There was also Ken Crowe, a former reporter for Newsday and the author of “Collision: How the Rank & File Took Back the Teamsters,” who tried to vindicate Carey of claims that sullied his union status. He bashed Carey’s campaign manager, Jere Nash, for the money-swapping scheme in 1996, which paid union dues money to organizations in exchange for campaign funds. Moreover, he reminded everyone that Carey was only found guilty of not recognizing and stopping those improprieties.
“Our obligation is not to torch the past, but to pass the torch,” friend and Local 804 shop steward Jim Reynolds said before starting a chant of “Carey, Carey, Carey.”
“I’m sure he heard that one,” Reynolds joked.
To a chorus of “Carey on, Carey on, Carey on,” UPS employee and Local 804 member William Riley Fernandez sought to “carry on” his idol’s vision, calling the memorial a “historic event.”
If it were not for gatherings like Saturday’s memorial, history could be lost. Younger Teamsters could forget how shady their past leaders were, how it all changed under Carey and, according to Local 804 members, how unions have reverted back to bending for corporate greed, “going along to get along,” Fernandez said.
Furious at the podium, Fernandez called for the ousting of Local 804’s current executive board, including President Howard Redmond, a cry which ignited a roar from the crowd.
“When Ron was alive, they turned their backs on him, on their brother in arms, on the man who helped them attain the position they now own — with so much greed,” Fernandez said. “Sadly, as a final act of betrayal, they did the worst thing a human being can do to another.
“They turned their backs on him in death.”
Deepa Kumar, a professor of media studies at Rutgers University and author of “Outside the Box,” which chronicled the UPS strike, recalled how she showed up to her first interview with Carey expecting a blacklisted leader who would display much of the same bitterness exhibited by his confidants. Kumar saw none of that.

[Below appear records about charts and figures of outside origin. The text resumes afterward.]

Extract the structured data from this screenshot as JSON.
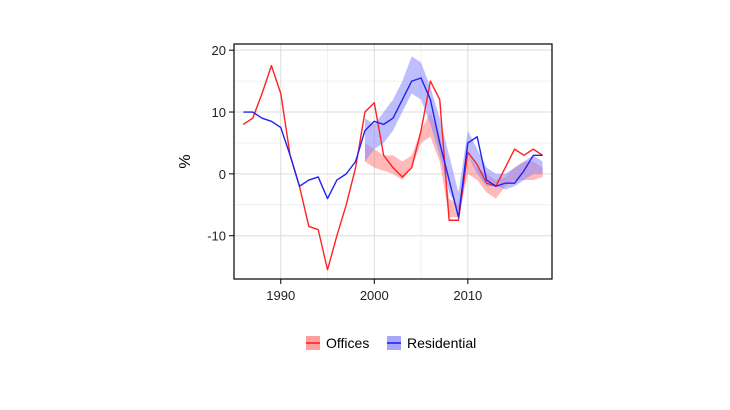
{
  "chart_data": {
    "type": "line",
    "ylabel": "%",
    "xlabel": "",
    "xlim": [
      1985,
      2019
    ],
    "ylim": [
      -17,
      21
    ],
    "xticks": [
      1990,
      2000,
      2010
    ],
    "yticks": [
      -10,
      0,
      10,
      20
    ],
    "grid": true,
    "legend_position": "bottom",
    "series": [
      {
        "name": "Offices",
        "color": "#ff2222",
        "band_color": "#ff8080",
        "line": [
          [
            1986,
            8
          ],
          [
            1987,
            9
          ],
          [
            1988,
            13
          ],
          [
            1989,
            17.5
          ],
          [
            1990,
            13
          ],
          [
            1991,
            3
          ],
          [
            1992,
            -2
          ],
          [
            1993,
            -8.5
          ],
          [
            1994,
            -9
          ],
          [
            1995,
            -15.5
          ],
          [
            1996,
            -10
          ],
          [
            1997,
            -5
          ],
          [
            1998,
            1
          ],
          [
            1999,
            10
          ],
          [
            2000,
            11.5
          ],
          [
            2001,
            3
          ],
          [
            2002,
            1
          ],
          [
            2003,
            -0.5
          ],
          [
            2004,
            1
          ],
          [
            2005,
            7
          ],
          [
            2006,
            15
          ],
          [
            2007,
            12
          ],
          [
            2008,
            -7.5
          ],
          [
            2009,
            -7.5
          ],
          [
            2010,
            3.5
          ],
          [
            2011,
            1.5
          ],
          [
            2012,
            -1.5
          ],
          [
            2013,
            -2
          ],
          [
            2014,
            1
          ],
          [
            2015,
            4
          ],
          [
            2016,
            3
          ],
          [
            2017,
            4
          ],
          [
            2018,
            3
          ]
        ],
        "band_upper": [
          [
            1999,
            5
          ],
          [
            2000,
            4
          ],
          [
            2001,
            3
          ],
          [
            2002,
            3
          ],
          [
            2003,
            2
          ],
          [
            2004,
            3
          ],
          [
            2005,
            7
          ],
          [
            2006,
            10
          ],
          [
            2007,
            6
          ],
          [
            2008,
            -4
          ],
          [
            2009,
            -5
          ],
          [
            2010,
            3
          ],
          [
            2011,
            1
          ],
          [
            2012,
            0
          ],
          [
            2013,
            -1
          ],
          [
            2014,
            -0.5
          ],
          [
            2015,
            1
          ],
          [
            2016,
            2
          ],
          [
            2017,
            2
          ],
          [
            2018,
            1
          ]
        ],
        "band_lower": [
          [
            1999,
            2
          ],
          [
            2000,
            1
          ],
          [
            2001,
            0.5
          ],
          [
            2002,
            0
          ],
          [
            2003,
            -1
          ],
          [
            2004,
            1
          ],
          [
            2005,
            5
          ],
          [
            2006,
            6
          ],
          [
            2007,
            2
          ],
          [
            2008,
            -7
          ],
          [
            2009,
            -7
          ],
          [
            2010,
            0
          ],
          [
            2011,
            -1
          ],
          [
            2012,
            -3
          ],
          [
            2013,
            -4
          ],
          [
            2014,
            -2
          ],
          [
            2015,
            -1
          ],
          [
            2016,
            -1
          ],
          [
            2017,
            -1
          ],
          [
            2018,
            -0.5
          ]
        ]
      },
      {
        "name": "Residential",
        "color": "#2222ee",
        "band_color": "#8888ff",
        "line": [
          [
            1986,
            10
          ],
          [
            1987,
            10
          ],
          [
            1988,
            9
          ],
          [
            1989,
            8.5
          ],
          [
            1990,
            7.5
          ],
          [
            1991,
            3
          ],
          [
            1992,
            -2
          ],
          [
            1993,
            -1
          ],
          [
            1994,
            -0.5
          ],
          [
            1995,
            -4
          ],
          [
            1996,
            -1
          ],
          [
            1997,
            0
          ],
          [
            1998,
            2
          ],
          [
            1999,
            7
          ],
          [
            2000,
            8.5
          ],
          [
            2001,
            8
          ],
          [
            2002,
            9
          ],
          [
            2003,
            12
          ],
          [
            2004,
            15
          ],
          [
            2005,
            15.5
          ],
          [
            2006,
            12
          ],
          [
            2007,
            5
          ],
          [
            2008,
            -1
          ],
          [
            2009,
            -7
          ],
          [
            2010,
            5
          ],
          [
            2011,
            6
          ],
          [
            2012,
            -1
          ],
          [
            2013,
            -2
          ],
          [
            2014,
            -1.5
          ],
          [
            2015,
            -1.5
          ],
          [
            2016,
            0.5
          ],
          [
            2017,
            3
          ],
          [
            2018,
            3
          ]
        ],
        "band_upper": [
          [
            1999,
            9
          ],
          [
            2000,
            8
          ],
          [
            2001,
            10
          ],
          [
            2002,
            12
          ],
          [
            2003,
            15
          ],
          [
            2004,
            19
          ],
          [
            2005,
            18
          ],
          [
            2006,
            14
          ],
          [
            2007,
            9
          ],
          [
            2008,
            3
          ],
          [
            2009,
            -3
          ],
          [
            2010,
            7
          ],
          [
            2011,
            4
          ],
          [
            2012,
            1
          ],
          [
            2013,
            0
          ],
          [
            2014,
            0
          ],
          [
            2015,
            1
          ],
          [
            2016,
            2
          ],
          [
            2017,
            3
          ],
          [
            2018,
            2
          ]
        ],
        "band_lower": [
          [
            1999,
            2
          ],
          [
            2000,
            4
          ],
          [
            2001,
            5
          ],
          [
            2002,
            7
          ],
          [
            2003,
            10
          ],
          [
            2004,
            13
          ],
          [
            2005,
            12
          ],
          [
            2006,
            8
          ],
          [
            2007,
            3
          ],
          [
            2008,
            -3
          ],
          [
            2009,
            -6
          ],
          [
            2010,
            3
          ],
          [
            2011,
            0
          ],
          [
            2012,
            -2
          ],
          [
            2013,
            -2
          ],
          [
            2014,
            -2.5
          ],
          [
            2015,
            -2
          ],
          [
            2016,
            -1
          ],
          [
            2017,
            0
          ],
          [
            2018,
            0
          ]
        ]
      }
    ]
  }
}
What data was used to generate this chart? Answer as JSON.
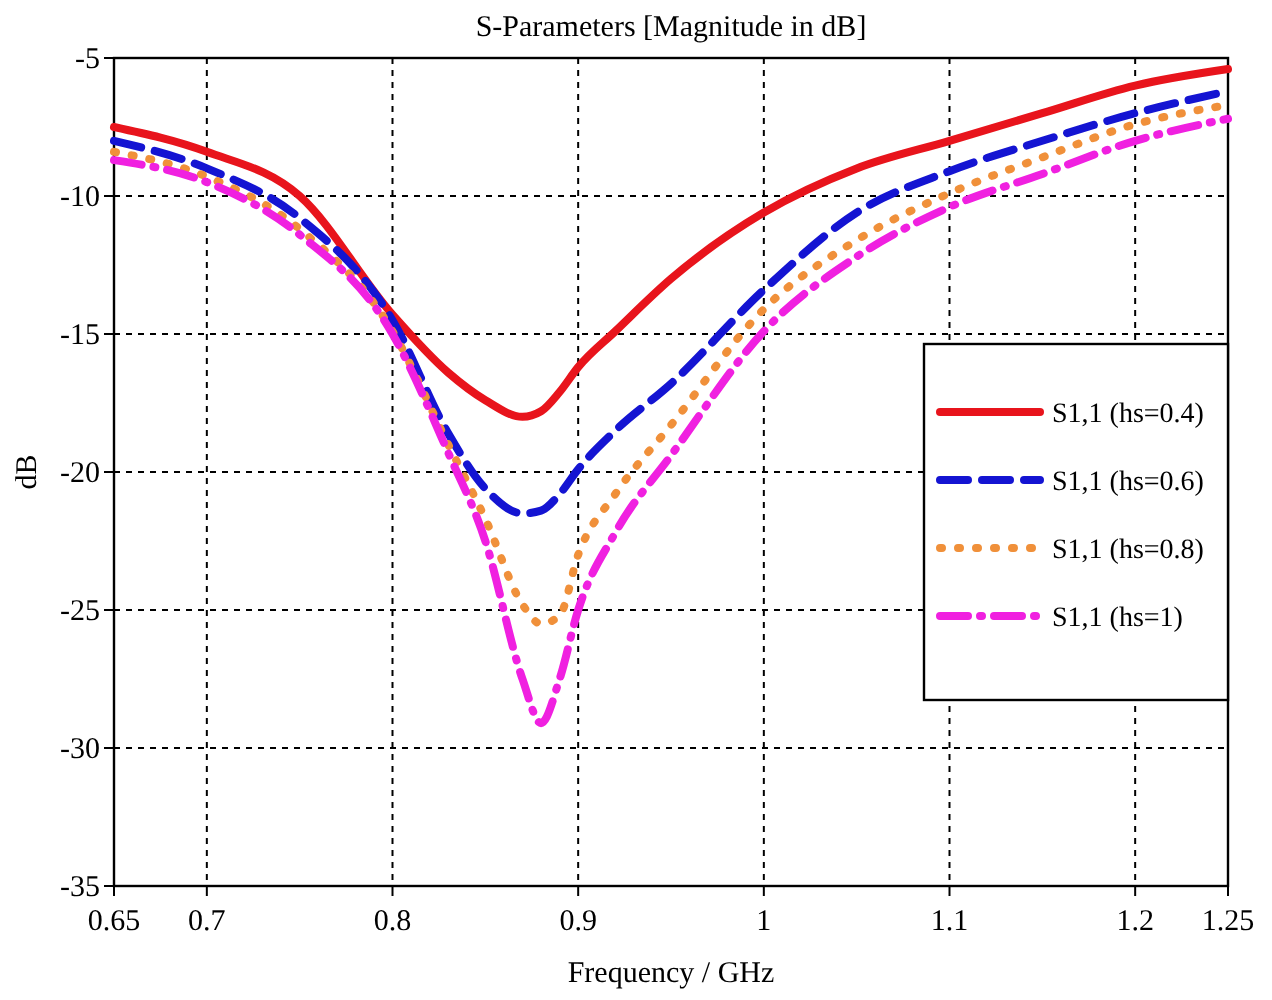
{
  "chart_data": {
    "type": "line",
    "title": "S-Parameters [Magnitude in dB]",
    "xlabel": "Frequency / GHz",
    "ylabel": "dB",
    "xlim": [
      0.65,
      1.25
    ],
    "xticks": [
      0.65,
      0.7,
      0.8,
      0.9,
      1,
      1.1,
      1.2,
      1.25
    ],
    "ylim": [
      -35,
      -5
    ],
    "yticks": [
      -35,
      -30,
      -25,
      -20,
      -15,
      -10,
      -5
    ],
    "grid": true,
    "legend": "right",
    "marker": "none",
    "x": [
      0.65,
      0.7,
      0.75,
      0.8,
      0.83,
      0.85,
      0.87,
      0.88,
      0.89,
      0.9,
      0.92,
      0.95,
      1,
      1.05,
      1.1,
      1.15,
      1.2,
      1.25
    ],
    "series": [
      {
        "name": "S1,1 (hs=0.4)",
        "color": "#e8141c",
        "line_style": "solid",
        "values": [
          -7.5,
          -8.4,
          -10,
          -14.3,
          -16.4,
          -17.4,
          -18,
          -17.8,
          -17.1,
          -16.2,
          -14.9,
          -13,
          -10.6,
          -9,
          -8,
          -7,
          -6,
          -5.4
        ]
      },
      {
        "name": "S1,1 (hs=0.6)",
        "color": "#1414d2",
        "line_style": "dashed",
        "values": [
          -8,
          -9,
          -10.8,
          -14.5,
          -18.6,
          -20.6,
          -21.5,
          -21.4,
          -20.8,
          -19.9,
          -18.5,
          -16.8,
          -13.4,
          -10.6,
          -9.1,
          -8,
          -7,
          -6.2
        ]
      },
      {
        "name": "S1,1 (hs=0.8)",
        "color": "#f0903a",
        "line_style": "dotted",
        "values": [
          -8.4,
          -9.3,
          -11.2,
          -14.9,
          -19,
          -21.7,
          -24.8,
          -25.5,
          -25.2,
          -23,
          -20.8,
          -18.3,
          -14.1,
          -11.6,
          -9.9,
          -8.6,
          -7.4,
          -6.7
        ]
      },
      {
        "name": "S1,1 (hs=1)",
        "color": "#f020e0",
        "line_style": "dashdot",
        "values": [
          -8.7,
          -9.5,
          -11.4,
          -15,
          -19.3,
          -22.5,
          -27.5,
          -29.1,
          -27.5,
          -25,
          -22.2,
          -19.4,
          -14.9,
          -12.2,
          -10.4,
          -9.2,
          -8,
          -7.2
        ]
      }
    ]
  }
}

Instead she was greeted by the same charismatic figure who unified 185,000 UPS workers against a “team program,” a way of limiting full-time staff by employing most of the workforce part-time. He was always passionate about his cause, even if the front men of the cause did not want Carey.
And what union members might have unnecessarily created was a “martyr,” Kumar said, wondering why the kind of outrage displayed at the memorial didn’t resonate right after Carey’s ban. Nevertheless, the Local 804 Teamsters are taking Carey’s memory with them now.
“The time came where Ron left home,” Reynolds said, noticeably holding back tears, “but he left the light on.”